Un retour après une blessure grave, un report et une détermination
Le défi n’est pas arrivé sans heurt: la tentative initiale devait avoir lieu en 2025, mais une fracture de la colonne vertébrale a forcé un report. Depuis, le pilote a travaillé sa remise en forme et s’est remis à rouler. Les déclarations publiées soulignent que l’objectif immédiat a d’abord été de revenir sur la moto et d’atteindre la ligne de départ en pleine condition physique. L’approche reste pragmatique: il ne s’agit pas seulement de boucler le parcours, mais d’aller chercher un nouveau repère dans l’histoire des records.

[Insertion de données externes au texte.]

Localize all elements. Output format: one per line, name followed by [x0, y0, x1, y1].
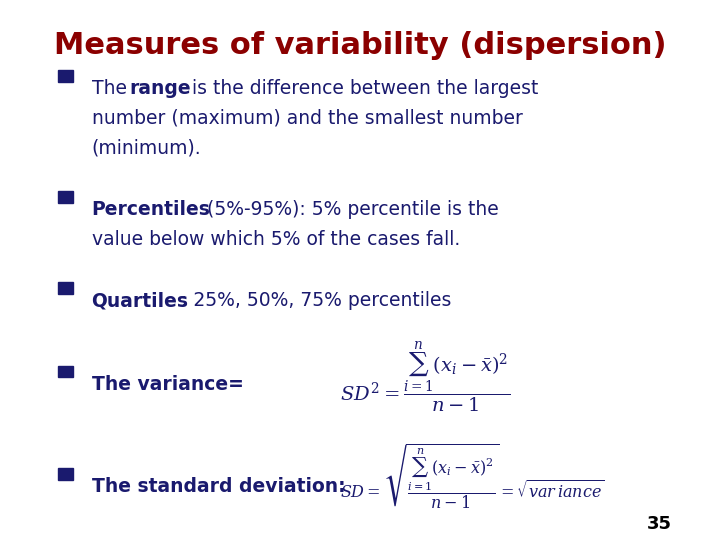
Text: range: range	[130, 79, 191, 98]
Text: Percentiles: Percentiles	[91, 200, 210, 219]
Text: The variance=: The variance=	[91, 375, 243, 394]
Bar	[58, 468, 73, 480]
Text: $SD = \sqrt{\dfrac{\sum_{i=1}^{n}(x_i - \bar{x})^2}{n-1}} = \sqrt{var\,iance}$: $SD = \sqrt{\dfrac{\sum_{i=1}^{n}(x_i - …	[340, 442, 605, 511]
Bar	[58, 282, 73, 294]
Text: Measures of variability (dispersion): Measures of variability (dispersion)	[54, 31, 666, 60]
Text: (5%-95%): 5% percentile is the: (5%-95%): 5% percentile is the	[201, 200, 499, 219]
Text: The: The	[91, 79, 132, 98]
Text: value below which 5% of the cases fall.: value below which 5% of the cases fall.	[91, 230, 460, 249]
Text: 35: 35	[647, 515, 672, 533]
Text: (minimum).: (minimum).	[91, 138, 201, 157]
Text: : 25%, 50%, 75% percentiles: : 25%, 50%, 75% percentiles	[181, 292, 451, 310]
Text: is the difference between the largest: is the difference between the largest	[186, 79, 539, 98]
Bar	[58, 366, 73, 377]
Text: Quartiles: Quartiles	[91, 292, 189, 310]
Text: The standard deviation:: The standard deviation:	[91, 477, 345, 496]
Text: $SD^2 = \dfrac{\sum_{i=1}^{n}(x_i - \bar{x})^2}{n-1}$: $SD^2 = \dfrac{\sum_{i=1}^{n}(x_i - \bar…	[340, 340, 510, 415]
Text: number (maximum) and the smallest number: number (maximum) and the smallest number	[91, 109, 523, 128]
Bar	[58, 70, 73, 82]
Bar	[58, 191, 73, 203]
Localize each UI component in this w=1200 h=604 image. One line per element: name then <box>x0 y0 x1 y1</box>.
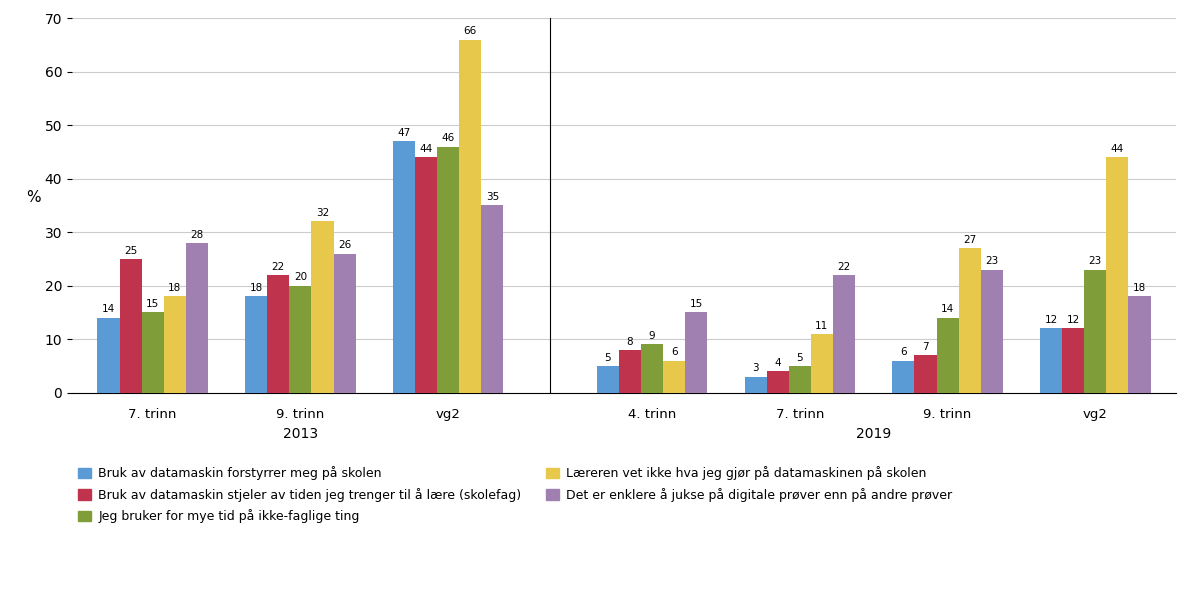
Bar <box>97 318 120 393</box>
Text: 35: 35 <box>486 192 499 202</box>
Bar <box>1128 297 1151 393</box>
Text: 14: 14 <box>941 304 954 315</box>
Text: vg2: vg2 <box>436 408 461 420</box>
Text: 9: 9 <box>649 331 655 341</box>
Bar <box>1062 329 1085 393</box>
Bar <box>959 248 980 393</box>
Text: 18: 18 <box>250 283 263 293</box>
Text: 15: 15 <box>690 299 703 309</box>
Bar <box>833 275 854 393</box>
Bar <box>142 312 163 393</box>
Bar <box>1085 269 1106 393</box>
Text: 25: 25 <box>124 246 137 255</box>
Bar <box>914 355 936 393</box>
Text: 6: 6 <box>671 347 678 358</box>
Text: 3: 3 <box>752 364 758 373</box>
Text: 2019: 2019 <box>856 428 892 442</box>
Text: 22: 22 <box>271 262 284 272</box>
Bar <box>163 297 186 393</box>
Bar <box>664 361 685 393</box>
Text: 6: 6 <box>900 347 907 358</box>
Bar <box>245 297 268 393</box>
Text: 7. trinn: 7. trinn <box>128 408 176 420</box>
Text: 5: 5 <box>605 353 611 362</box>
Bar <box>120 259 142 393</box>
Text: 44: 44 <box>1111 144 1124 154</box>
Bar <box>186 243 208 393</box>
Bar <box>936 318 959 393</box>
Bar <box>312 222 334 393</box>
Text: 2013: 2013 <box>283 428 318 442</box>
Text: 47: 47 <box>397 128 410 138</box>
Text: 27: 27 <box>964 235 977 245</box>
Bar <box>788 366 811 393</box>
Text: 15: 15 <box>146 299 160 309</box>
Text: 22: 22 <box>838 262 851 272</box>
Text: 8: 8 <box>626 336 634 347</box>
Text: 7. trinn: 7. trinn <box>775 408 824 420</box>
Bar <box>1040 329 1062 393</box>
Text: 4: 4 <box>774 358 781 368</box>
Text: 9. trinn: 9. trinn <box>924 408 972 420</box>
Text: 26: 26 <box>338 240 352 250</box>
Bar <box>481 205 504 393</box>
Bar <box>415 157 437 393</box>
Bar <box>1106 157 1128 393</box>
Text: 46: 46 <box>442 133 455 143</box>
Bar <box>980 269 1003 393</box>
Bar <box>334 254 355 393</box>
Bar <box>811 334 833 393</box>
Text: 12: 12 <box>1044 315 1057 325</box>
Bar <box>460 39 481 393</box>
Bar <box>437 147 460 393</box>
Bar <box>289 286 312 393</box>
Text: 11: 11 <box>815 321 828 330</box>
Text: 12: 12 <box>1067 315 1080 325</box>
Text: 20: 20 <box>294 272 307 283</box>
Text: 5: 5 <box>797 353 803 362</box>
Text: 44: 44 <box>420 144 433 154</box>
Bar <box>394 141 415 393</box>
Bar <box>268 275 289 393</box>
Text: 66: 66 <box>463 27 476 36</box>
Text: 18: 18 <box>1133 283 1146 293</box>
Legend: Bruk av datamaskin forstyrrer meg på skolen, Bruk av datamaskin stjeler av tiden: Bruk av datamaskin forstyrrer meg på sko… <box>78 466 953 523</box>
Text: 9. trinn: 9. trinn <box>276 408 324 420</box>
Text: 32: 32 <box>316 208 329 218</box>
Text: 18: 18 <box>168 283 181 293</box>
Bar <box>619 350 641 393</box>
Text: 23: 23 <box>985 256 998 266</box>
Bar <box>893 361 914 393</box>
Text: vg2: vg2 <box>1082 408 1108 420</box>
Bar <box>641 344 664 393</box>
Text: 28: 28 <box>191 230 204 240</box>
Bar <box>685 312 707 393</box>
Bar <box>596 366 619 393</box>
Bar <box>744 376 767 393</box>
Text: 23: 23 <box>1088 256 1102 266</box>
Bar <box>767 371 788 393</box>
Text: 7: 7 <box>922 342 929 352</box>
Y-axis label: %: % <box>26 190 41 205</box>
Text: 4. trinn: 4. trinn <box>628 408 676 420</box>
Text: 14: 14 <box>102 304 115 315</box>
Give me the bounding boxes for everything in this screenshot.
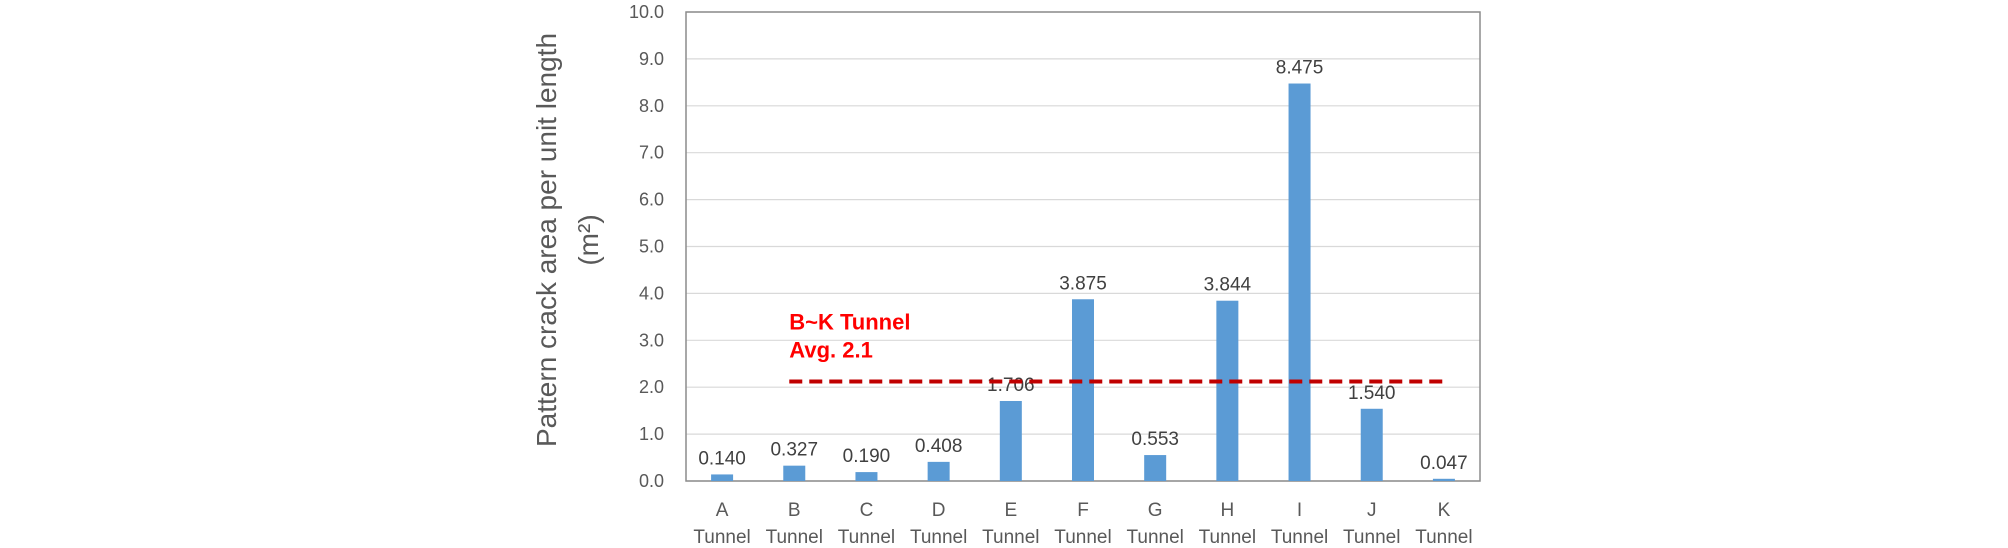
bar	[1144, 455, 1167, 481]
y-axis-label-line1: Pattern crack area per unit length	[531, 33, 562, 447]
data-label: 8.475	[1276, 58, 1324, 79]
x-category-label: G	[1148, 500, 1163, 521]
y-tick-label: 8.0	[639, 96, 664, 116]
x-category-label: I	[1297, 500, 1302, 521]
bar	[1432, 478, 1455, 481]
y-axis-label-line2: (m²)	[573, 214, 604, 265]
data-label: 3.875	[1059, 273, 1107, 294]
bar	[1288, 83, 1311, 482]
x-category-label: C	[860, 500, 874, 521]
x-category-label: E	[1004, 500, 1017, 521]
y-tick-label: 9.0	[639, 49, 664, 69]
x-category-label: K	[1438, 500, 1451, 521]
y-tick-label: 6.0	[639, 190, 664, 210]
y-axis-ticks: 0.0 1.0 2.0 3.0 4.0 5.0 6.0 7.0 8.0 9.0 10.0	[629, 2, 664, 491]
data-label: 0.553	[1131, 429, 1179, 450]
y-tick-label: 4.0	[639, 283, 664, 303]
y-tick-label: 10.0	[629, 2, 664, 22]
x-category-label: B	[788, 500, 801, 521]
x-category-sublabel: Tunnel	[693, 527, 750, 548]
y-tick-label: 7.0	[639, 143, 664, 163]
bar	[855, 472, 878, 481]
x-axis-categories: A Tunnel B Tunnel C Tunnel D Tunnel E Tunnel F Tunn…	[693, 500, 1472, 548]
data-label: 0.408	[915, 436, 963, 457]
data-label: 3.844	[1204, 275, 1252, 296]
data-label: 0.140	[698, 448, 746, 469]
bar	[711, 474, 734, 481]
bar	[1216, 300, 1239, 481]
x-category-sublabel: Tunnel	[1126, 527, 1183, 548]
data-label: 0.190	[843, 446, 891, 467]
x-category-sublabel: Tunnel	[1415, 527, 1472, 548]
bar	[783, 465, 806, 481]
bar	[927, 461, 950, 481]
x-category-sublabel: Tunnel	[838, 527, 895, 548]
data-label: 0.327	[770, 440, 818, 461]
y-tick-label: 2.0	[639, 377, 664, 397]
bar	[1072, 299, 1094, 481]
x-category-sublabel: Tunnel	[766, 527, 823, 548]
x-category-label: A	[716, 500, 729, 521]
data-labels: 0.140 0.327 0.190 0.408 1.706 3.875 0.553 3.844…	[698, 58, 1467, 474]
x-category-sublabel: Tunnel	[910, 527, 967, 548]
data-label: 1.706	[987, 375, 1035, 396]
x-category-sublabel: Tunnel	[1343, 527, 1400, 548]
x-category-label: J	[1367, 500, 1377, 521]
data-label: 0.047	[1420, 453, 1468, 474]
y-tick-label: 1.0	[639, 424, 664, 444]
x-category-sublabel: Tunnel	[1054, 527, 1111, 548]
x-category-label: H	[1220, 500, 1234, 521]
y-tick-label: 0.0	[639, 471, 664, 491]
average-label-line2: Avg. 2.1	[789, 338, 873, 363]
x-category-sublabel: Tunnel	[1271, 527, 1328, 548]
x-category-label: D	[932, 500, 946, 521]
x-category-label: F	[1077, 500, 1089, 521]
bar	[999, 400, 1022, 481]
bar	[1360, 408, 1383, 481]
average-label-line1: B~K Tunnel	[789, 310, 910, 335]
x-category-sublabel: Tunnel	[1199, 527, 1256, 548]
y-axis-label: Pattern crack area per unit length (m²)	[531, 33, 604, 447]
y-tick-label: 5.0	[639, 237, 664, 257]
average-reference: B~K Tunnel Avg. 2.1	[789, 310, 1448, 384]
y-tick-label: 3.0	[639, 330, 664, 350]
x-category-sublabel: Tunnel	[982, 527, 1039, 548]
data-label: 1.540	[1348, 383, 1396, 404]
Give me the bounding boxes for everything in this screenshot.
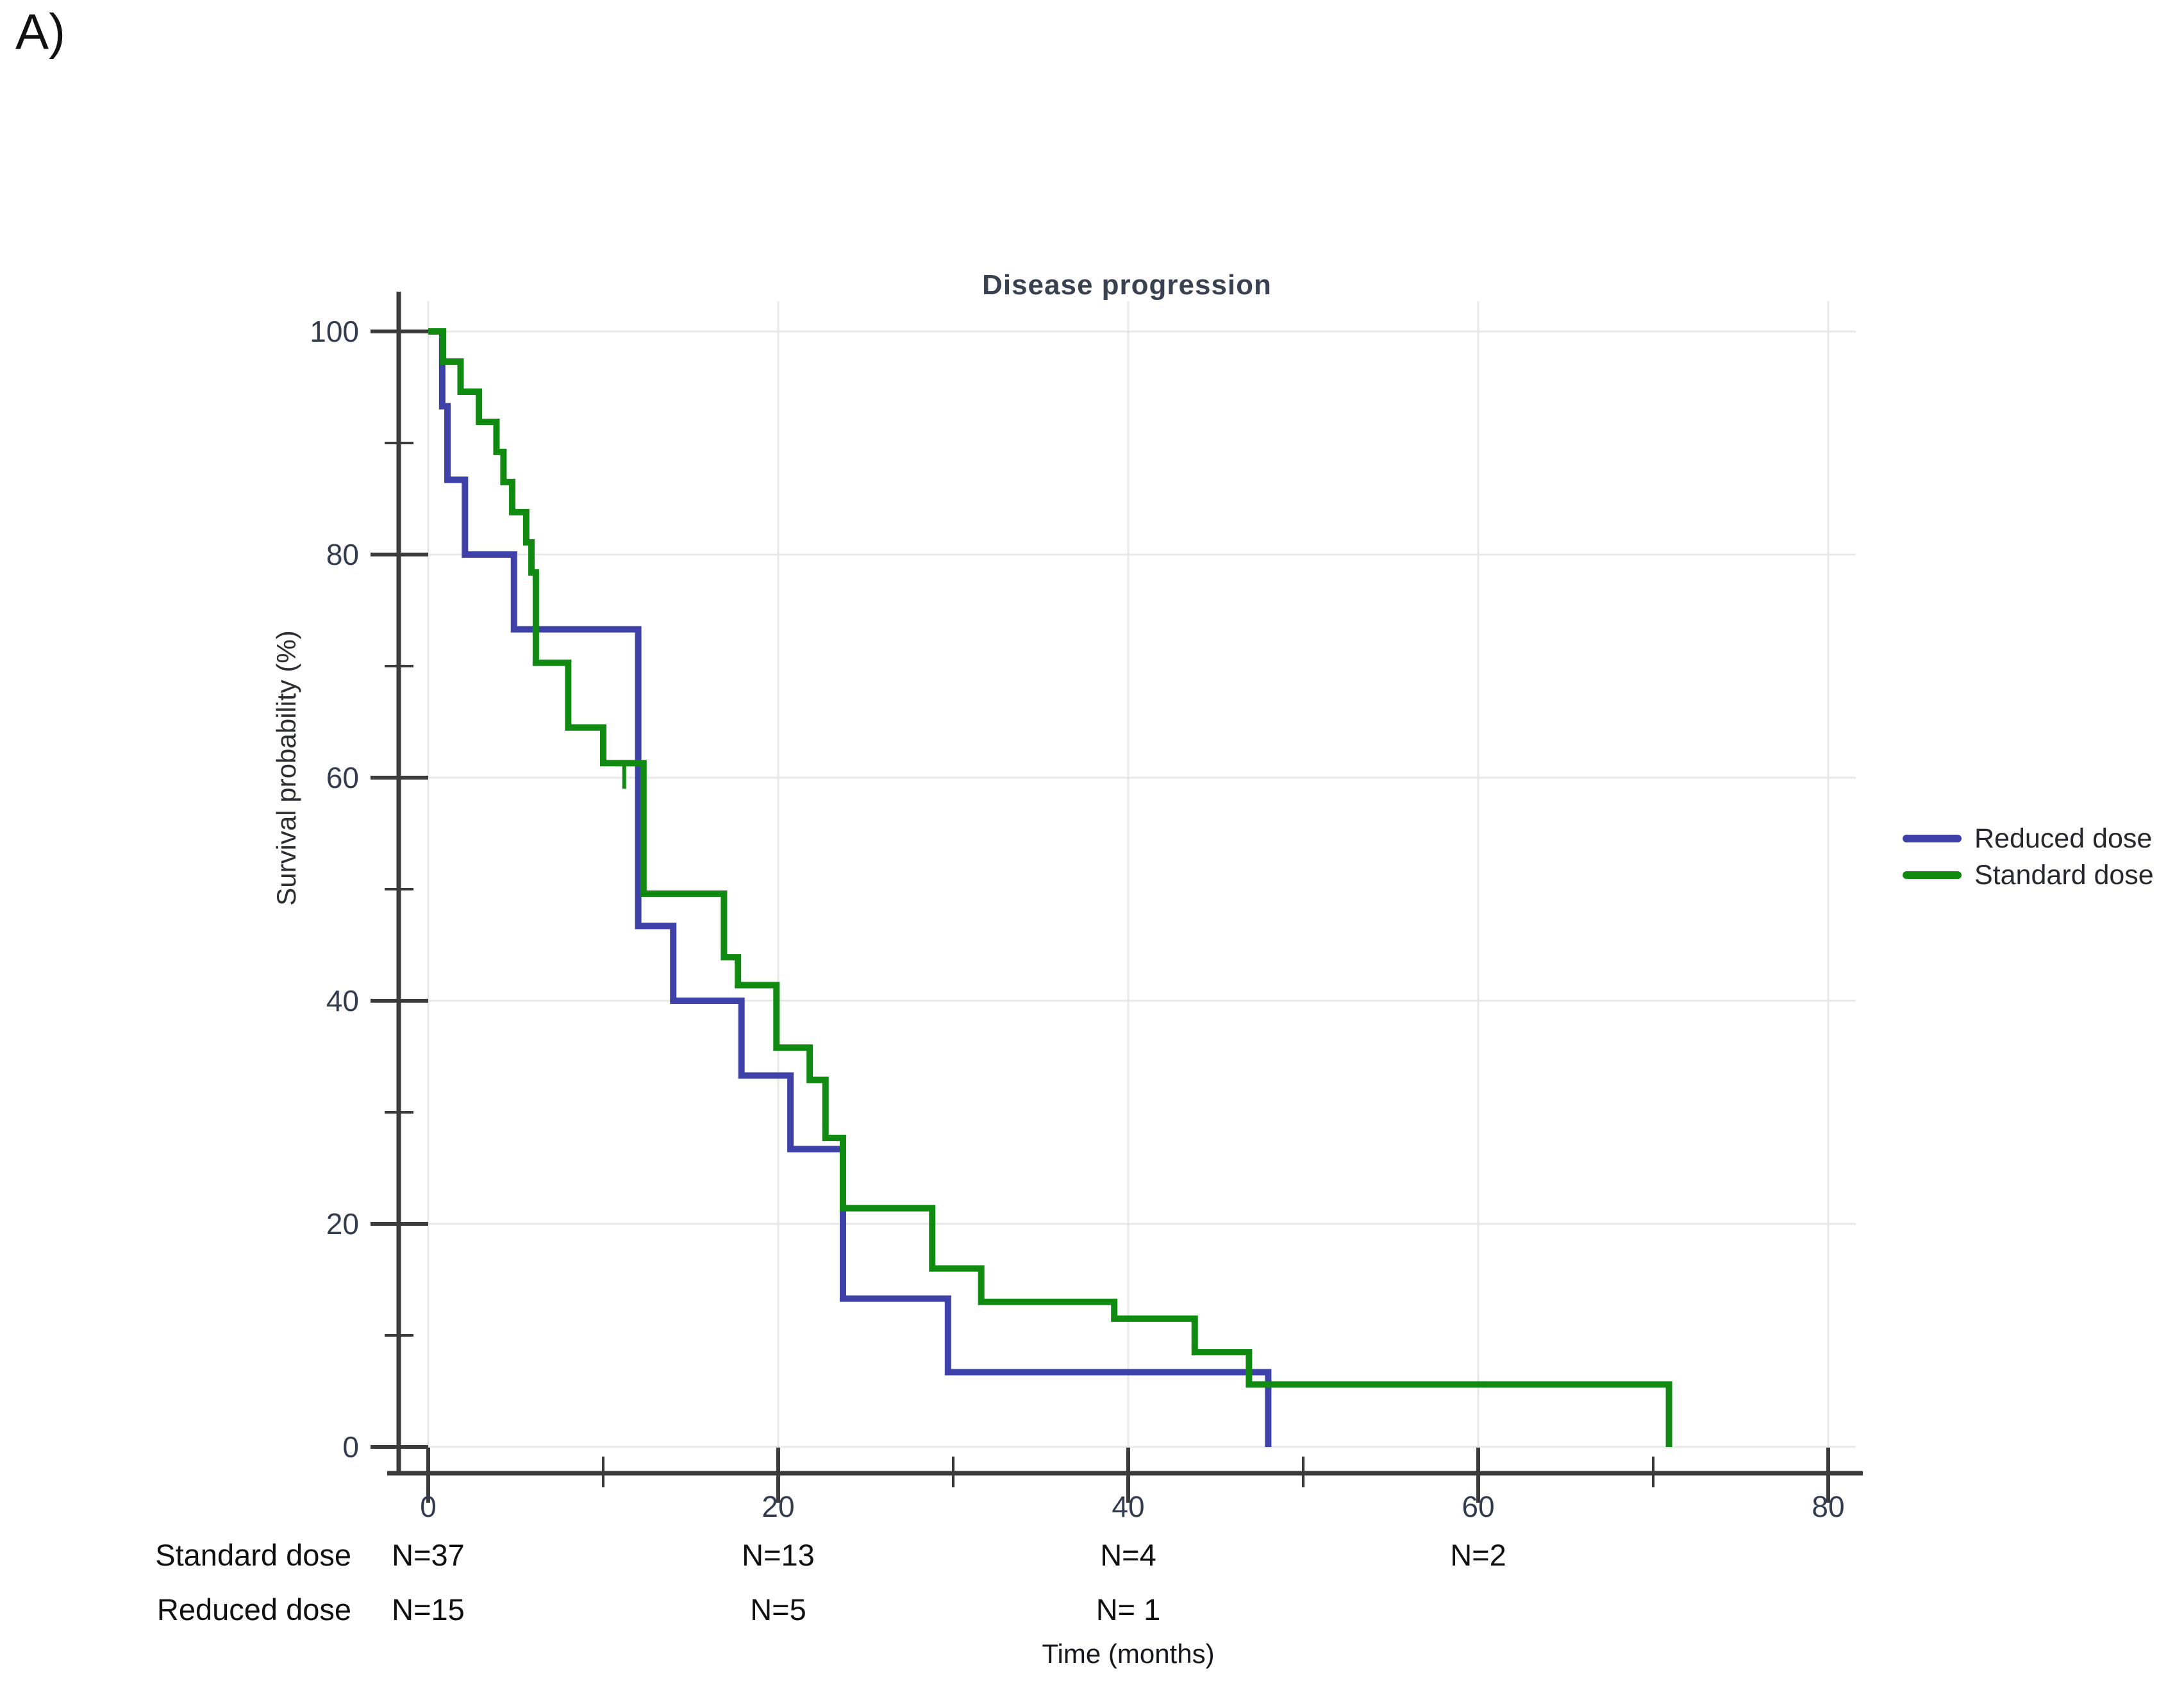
risk-table-row-label-reduced-dose: Reduced dose [156,1592,351,1626]
x-tick-label: 20 [762,1490,794,1523]
x-tick-label: 60 [1462,1490,1494,1523]
risk-count: N= 1 [1096,1592,1161,1626]
legend-label-standard-dose: Standard dose [1974,859,2154,890]
x-tick-label: 0 [420,1490,437,1523]
legend-item-reduced-dose: Reduced dose [1903,823,2152,854]
risk-count: N=15 [392,1592,465,1626]
survival-curve-reduced-dose [428,328,1272,1447]
survival-curve-standard-dose [428,328,1672,1447]
standard-dose-line-swatch [1903,871,1962,879]
y-tick-label: 0 [342,1430,359,1464]
risk-count: N=13 [742,1538,815,1572]
risk-table-row-label-standard-dose: Standard dose [155,1538,351,1572]
y-tick-label: 40 [326,984,359,1017]
y-tick-label: 100 [310,315,359,348]
legend-label-reduced-dose: Reduced dose [1974,823,2153,854]
y-tick-label: 60 [326,761,359,794]
x-tick-label: 80 [1812,1490,1844,1523]
legend-item-standard-dose: Standard dose [1903,860,2154,890]
y-tick-label: 80 [326,538,359,571]
risk-count: N=5 [750,1592,806,1626]
chart-title: Disease progression [982,269,1272,301]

Les défis quotidiens d’une tentative hors norme
Au quotidien, la tentative conjugue plusieurs difficultés: la gestion de la privation de sommeil, la prise de décision en situation d’épuisement, l’adaptation aux changements météorologiques et routiers, et la maintenance minimale de la machine dans des délais serrés. Affronter des sections désertiques, des autoroutes, des routes secondaires et des centres urbains congestionnés exige des compétences variées et une équipe en coulisses efficace, même si la machine reste la même tout au long du périple.
Une aventure ancrée dans la tradition des grandes traversées
Au-delà du chronomètre, la tentative s’inscrit dans une longue tradition d’exploits motorisés qui ont marqué l’imaginaire collectif: traversées transcontinentales, courses d’endurance, et exploits de navigation. Rivaliser avec une performance vieille de vingt ans, sur une moto de série et en traversant autant de terres et de cultures, relance le récit de l’aventure moderne à moto, où la vitesse se conjugue avec la gestion de l’inconnu.
Ce que représente ce départ pour la discipline
Le départ annoncé à Londres le 5 septembre 2026 permettra d’observer comment un athlète de haut niveau, habitué aux contraintes du rallye raid, aborde un défi très différent. La tentative ravive la fascination pour les records d’endurance à moto et pose la question des limites: jusqu’où peut-on pousser la vitesse d’une circumnavigation sans sacrifier la sécurité et la viabilité du projet? Quoi qu’il en soit, l’entreprise promet de dessiner un nouvel épisode dans l’histoire des grandes traversées à deux roues.
Personne ne croyait Soichiro Honda quand il a promis de gagner la course la plus dure du monde
La route et le chronomètre décideront du sort de cet objectif ambitieux. Pour l’heure, la date de départ, la machine choisie et l’itinéraire donnent déjà la dimension du pari: plus de 29 000 km, cinq continents, et une cadence quotidienne qui frôle les 1 600 km, autant d’éléments qui font de cette tentative un événement attendu par les passionnés d’aventure et d’histoire motocycliste.